Das Wiener Publikum

  • Da fällt mir noch eine Sache ein, zu der ich gerne eure Meinung hätte, auch aus anderen Städten als Wien.


    Bei vielen Interpreten gilt das Wiener Musikpublikum als höchst anspruchsvoll und wird als Prüfstein für die Qualität der Interpreten betrachtet.
    Meine Beobachtungen über 20 Jahren (verglichen mit Veranstaltungsorten wie Graz, Ossiach, London, München und Bayreuth):
    Der Großteil (oder sagen wir der "hörbare" Teil) dieses Publikums ist eher peinlich.
    Es ist ja kein Problem wenn jemand von technischen Dingen nicht soviel Ahnung hat, aber diese Pseudokennerschaften sind mühsam.
    Beispielsweise werden Sänger mit wirklich gutem legato oder sicherem Stimmsitz kaum geschätzt, bei "Schreihälsen" kennt die Begeisterung keine Grenzen.
    Ein Bekannter hat mir das Phänomen erklärt: "Die meisten Menschen hören bei einem guten Sänger die Spitzentöne gar nicht, weil sie als natürlich empfunden werden. Wenn aber jemand ein hohen Ton gerade noch "erbrüllt" wissen alle, daß das eine große, künstlerische Leistung war".
    Eine weitere Sache ist das Reden während der Vorstellung (sehr beliebt gerade im Musikverein).

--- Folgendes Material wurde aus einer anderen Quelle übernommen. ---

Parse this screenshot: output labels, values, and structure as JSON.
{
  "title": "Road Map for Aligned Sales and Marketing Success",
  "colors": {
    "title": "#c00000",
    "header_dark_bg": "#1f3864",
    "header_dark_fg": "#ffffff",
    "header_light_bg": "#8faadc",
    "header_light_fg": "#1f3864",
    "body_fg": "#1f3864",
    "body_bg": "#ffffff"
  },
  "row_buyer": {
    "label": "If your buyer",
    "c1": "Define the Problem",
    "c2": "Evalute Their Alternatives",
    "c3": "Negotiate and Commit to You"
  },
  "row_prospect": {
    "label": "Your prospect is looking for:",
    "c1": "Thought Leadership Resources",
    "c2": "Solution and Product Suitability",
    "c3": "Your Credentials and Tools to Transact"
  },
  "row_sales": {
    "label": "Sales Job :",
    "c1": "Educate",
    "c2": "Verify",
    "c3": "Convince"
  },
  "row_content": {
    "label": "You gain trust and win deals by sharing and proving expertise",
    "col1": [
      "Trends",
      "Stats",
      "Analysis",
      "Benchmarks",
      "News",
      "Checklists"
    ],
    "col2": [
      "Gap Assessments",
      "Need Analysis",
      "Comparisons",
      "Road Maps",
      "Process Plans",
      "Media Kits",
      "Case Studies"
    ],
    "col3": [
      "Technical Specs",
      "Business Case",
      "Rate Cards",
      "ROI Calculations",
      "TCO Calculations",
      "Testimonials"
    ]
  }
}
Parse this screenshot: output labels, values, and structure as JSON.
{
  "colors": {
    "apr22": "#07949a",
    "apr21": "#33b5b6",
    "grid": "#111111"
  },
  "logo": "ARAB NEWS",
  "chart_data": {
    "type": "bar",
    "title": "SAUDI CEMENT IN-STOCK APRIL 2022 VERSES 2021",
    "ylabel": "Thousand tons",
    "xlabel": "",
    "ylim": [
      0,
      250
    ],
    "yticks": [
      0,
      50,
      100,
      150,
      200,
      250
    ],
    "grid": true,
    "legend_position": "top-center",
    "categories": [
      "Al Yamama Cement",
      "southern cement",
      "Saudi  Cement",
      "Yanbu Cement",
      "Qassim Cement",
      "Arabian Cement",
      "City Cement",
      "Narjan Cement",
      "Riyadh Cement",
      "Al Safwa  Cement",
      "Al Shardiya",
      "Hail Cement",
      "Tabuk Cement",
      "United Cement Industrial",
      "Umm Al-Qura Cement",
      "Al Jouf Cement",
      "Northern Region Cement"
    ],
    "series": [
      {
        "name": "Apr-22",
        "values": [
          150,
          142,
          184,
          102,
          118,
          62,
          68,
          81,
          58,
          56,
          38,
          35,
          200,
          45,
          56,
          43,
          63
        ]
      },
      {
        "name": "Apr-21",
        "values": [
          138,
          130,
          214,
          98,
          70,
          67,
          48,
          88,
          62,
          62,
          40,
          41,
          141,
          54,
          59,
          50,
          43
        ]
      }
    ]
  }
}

Das knistern, husten und rascheln zwischen den Sätzen (kein Problem wenn jemand husten muß, mit einem Taschentuch lässt sich der Lärm sehr gut dämpfen).
    Dann hätten wir noch das klingeln von Mobiltelefonen (was trotz Tafeln und Warnungen nicht weniger geworden ist) und abschliessend:
    Egal wie eindringlich die Stimmung auch war, sobald der letzte Ton gerade verklungen ist, wird hineingelärmt.
    Vielleicht bin ich überempfindlich, vielleicht ist das normal (und natürlich gehe ich viel öfter hier in Konzert und Oper) aber: Überall anders scheinen mir die Zuhörer sittsamer, verständiger und einfühlsamer.


    Also, wie ist das bei euch (oder hab ich als einziger das Problem ?)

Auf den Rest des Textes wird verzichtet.